We have to be prepared. Prepared not in terms of rushing for essentials – alcohol, tobacco and junk food included, but in not letting the virus wreak havoc in the country. We are creating a situation where the virus, now known to be more dangerous, to spread. The concern, from yesterday’s experience, is another lockdown. The behaviour is just the opposite.
There is the need for a collective responsibility in preventing a devastating second wave. We can do it. And this time there is an urgency to do so.

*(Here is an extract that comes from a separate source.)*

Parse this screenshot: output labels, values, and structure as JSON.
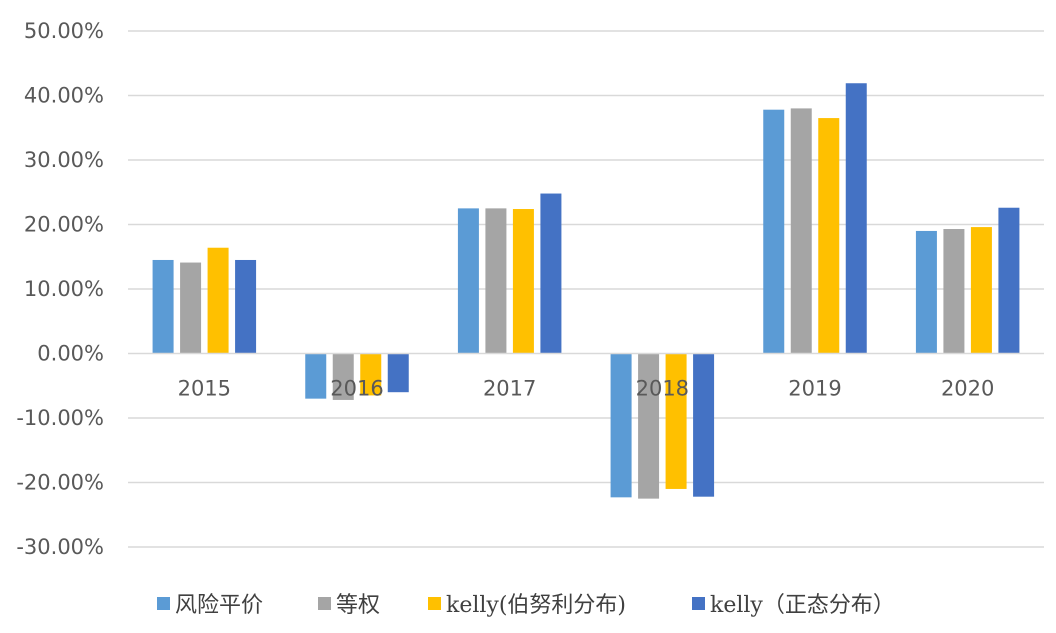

The news we watch and read every day of events unfolding in neighbouring India should worry us. Thousands are dying every day, there are no beds in hospitals, crematoriums are overwhelmed and doctors and volunteers are pleading with the people to help them by staying home. It is an unfortunate and a grim situation.
A similar situation at home could spell tragedy. Help will be rare to come if we are gripped by a full blown second wave. The Covid -19 ward at the national referral hospital has only 29 beds. Of that only 12 are for intensive care or ICU. The entire country has 70 ventilators. For now, there are adequate stocks of oxygen cylinders, but we saw how it runs out when the pandemic gets out of control. We are well equipped without a full-blown outbreak and ill-equipped if even 200 chronic Covid-19 cases need hospitalization.
The source of the current infection is quarantine hotels. In other words, people returning from India, where experts announced the variant in India as a “double mutant” variant that is more infectious and escapes the immune system. More worrying is that scientists have found reasons in support of airborne transmission of SARS-CoV-2 or the novel coronavirus. One reason is from quarantine hotels where long range transmission of the virus is happening between people who had never been in each other’s presence. The recent infections in Thimphu and Phuentsholing are from people working in quarantine hotels.
A nationwide lockdown, in case we have to, will cripple the economy that is showing signs of recovery. We have experienced how it affects all. We need not be a contractor or in the tourism business to feel the impact. We have seen how essentials become dear and how social problems creep in during a pandemic. Nobody wants to go through it again.
Above all, we will be undoing all the efforts put in so far including the much-lauded vaccination success. His Majesty The King personally overseeing the entire response and containment efforts made it simple and clear for all of us to understand.
“A careless person’s mistake will undo all our efforts. It will undo everything we have achieved so far.”
If we are not careful, we are heading towards that.